Der Grund für die linken Elemente im Programm der NM war die Studentenbewegung von 2011. Aus Bewegungen wie dieser speist sich die Frente Amplio (Breite Front). Für viele war deren gutes Abschneiden eine große Überraschung. Doch hatten das die Kommunalwahlen schon angekündigt. In Valparaíso konnte ein Zusammenschluss aus Bürgerinitiativen und außerparlamentarischen Gruppen der Rechten das Bürgermeisteramt entreissen.

Wer ist die Frente Amplio?

Sie repräsentiert die Strömung auf der linken Seite der chilenischen Gesellschaft, die zur Erreichung ihrer Ziele keine Kompromisse eingehen will. Während der Regierung von Salvador Allende stellten ihre Anhänger etwa die Hälfte der Mitglieder der Sozialistischen Beharren auf einer sofortigen sozialistischen Revolution bereiteten sie Allende große Schwierigkeiten. Notwendige Kompromisse mit der DC scheiterten. Das erleichterte der Rechten die Organisation des Militärputsches.

Aufgrund dieser Geschichte war sie nach 1990 von der Bildfläche verschwunden. Im Laufe der Zeit hob sie langsam wieder ihren Kopf. Durch die Studentenbewegung von 2011 strömten ihr wieder Massen zu. Darunter befanden sich auch einige ihrer jetzigen Anführer wie der Kopf des Movimiento Autonomista (MA), Gabriel Boric, oder der starke Mann von Revolución Democrática (RD), Giorgio Jackson.

Heute werden natürlich keine revolutionär-sozialistischen Positionen vertreten sondern das was in alternativen Milieus gerade populär ist. Im November zählte Wikipedia folgende ideologische Bestandteile der FA auf: demokratischer Sozialismus, partizipative Demokratie, Marxismus, Progresismo,(8) ökologisches Gedankengut und Humanismus.(9)

Formal ist die FA ist ein Zusammenschluss von 14 Organisationen.
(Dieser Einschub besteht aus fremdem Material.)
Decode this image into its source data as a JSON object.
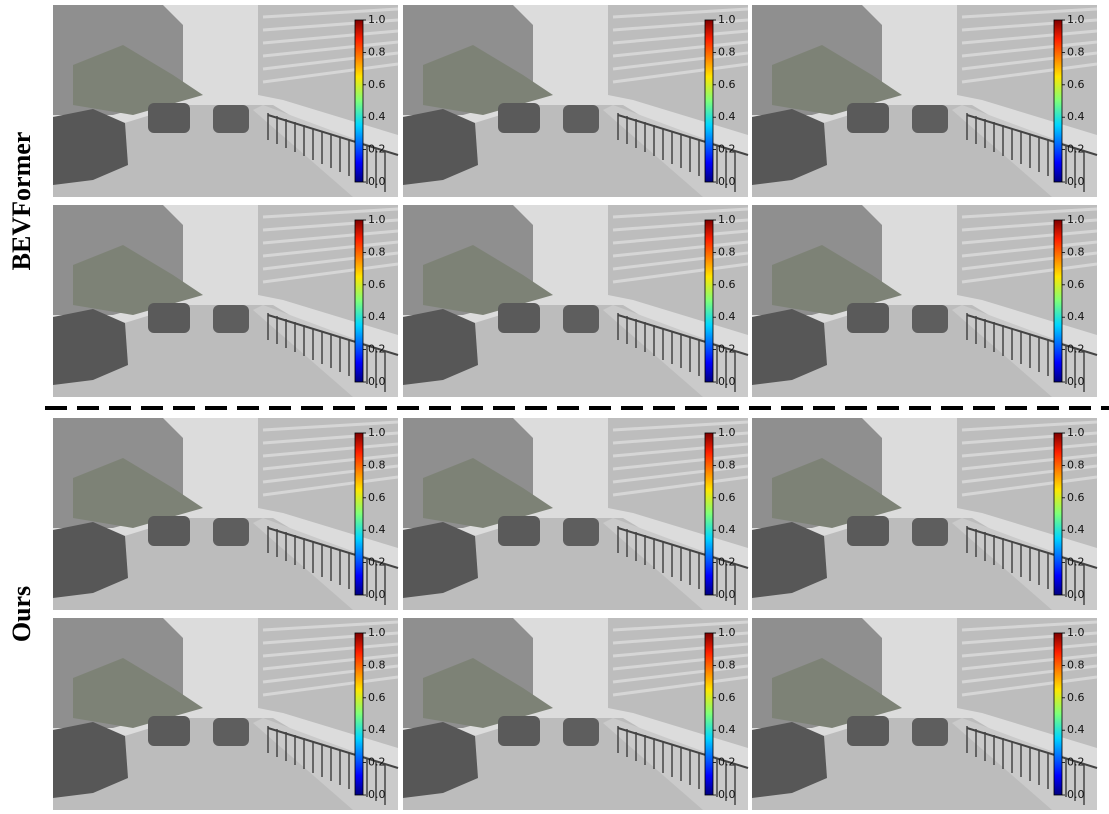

Einige von ihnen wurden erst kürzlich gegründet, so der MA (2016), andere wie die RD (2012) gibt es schon etwas länger, während die Humanistische Partei (HP) im Widerstand gegen die Diktatur entstanden ist. Zu Revolución Democrática ist noch zu sagen, dass sie bei den Wahlen von 2013 durchaus auch Kandidaten der Nueva Mayoria unterstützte. Und bis zur Gründung der Frente Amplio arbeiteten führende Mitglieder der RD an entscheidenden Stellen im Erziehungsministerium mit.(10)

In den deutschen Medien wurde der FA das Etikett "links" (junge Welt) oder sogar "linksradikal" (Süddeutsche Zeitung) angeheftet. Das überrascht! Schließlich befindet sich in ihren Reihen auch die Liberale Partei (LP), ein Mitglied der Liberalen Internationale.(11)

Möglicherweise gehört das zu den üblichen Anlaufschwierigkeiten von sich neu formierenden Bewegungen. Dort mischen in der Regel auch Kräfte mit, die dort nichts zu suchen haben. Schließlich spricht sich RD, die stärkste Kraft der Frente Amplio, ganz klar gegen den Neoliberalismus aus. "Revolución Democratica wünscht die neoliberale Ordnung zu überwinden, die der Gesellschaft aufgezwungen wurde."(12) Das verbietet eigentlich eine Zusammenarbeit mit Freunden der deutschen FDP. Doch in den Leitsätzen findet man auch das: "Das Ziel von Revolución Democratica ist die Ermächtigung der Bevölkerung."(13) Das ist klassisches liberales Denken.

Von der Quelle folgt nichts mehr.